If you’ve got £1.5bn and you’re looking to buy 300 bank branches spanning England and Wales then RBS could be your guy. The bank is slimming down and has been ordered by regulators to spin out its retail business south of the border.
The new bank, christened Williams & Glyn after an old RBS subsidiary, is currently awaiting approval for its own banking licence and was expected to be floated on the stock market sometime next year. Now it seems RBS is lining up some trade buyers as an alternative, in a bid to keep its options open.
‘The strategic attractiveness of Williams & Glyn has been reflected in a number of informal approaches for the business,’ it said in a market update today. ‘Therefore whilst continuing preparations for an IPO, we are planning to launch a trade sale process in H1 2016, and targeting the signing of a binding agreement to sell the business by year end 2016, with full divestment by the end of 2017.’
Most of the nation’s, and indeed the developed world’s, big banks are looking to shed staff and property as they try to remain fighting fit for the digital future. So who could find Williams and Glyn’s branches so ‘strategically attractive’?
According to Sky News, Santander is one of the parties drawing up plans for a potential bid. The Spanish bank is a major player in the UK market, but not quite in the same league as the ‘Big Four’ – RBS, HSBC, Barclays and Lloyds. Acquiring Williams & Glyn, and all the customers that come with it, could change that.

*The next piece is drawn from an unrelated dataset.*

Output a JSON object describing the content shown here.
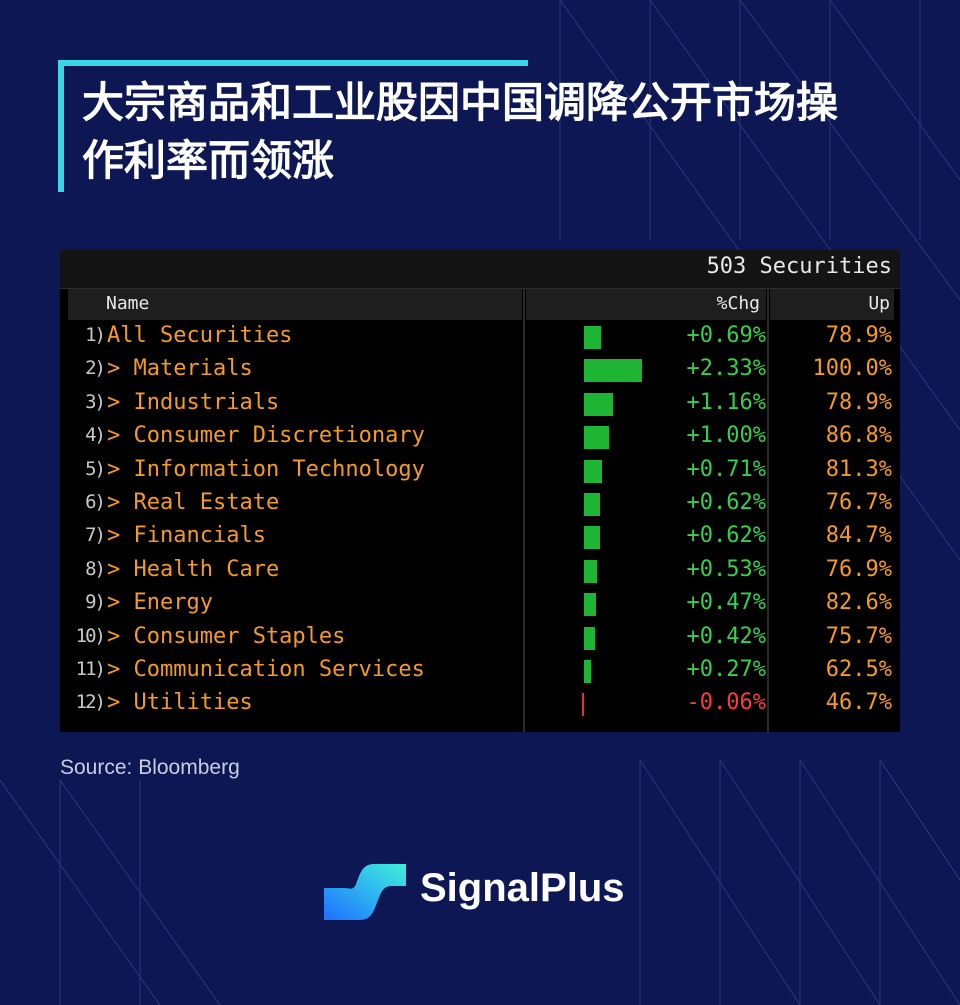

Sky says another potential suitor is Virgin Money, but it would be more difficult for the rebranded husk of Northern Rock to raise enough cash.
Regardless of who coughs up the dough, RBS has to get rid of Williams & Glyn within the next two years. As it continues to shed other divisions across its business, the former 'biggest bank in the world' will look a lot smaller by the end of the decade.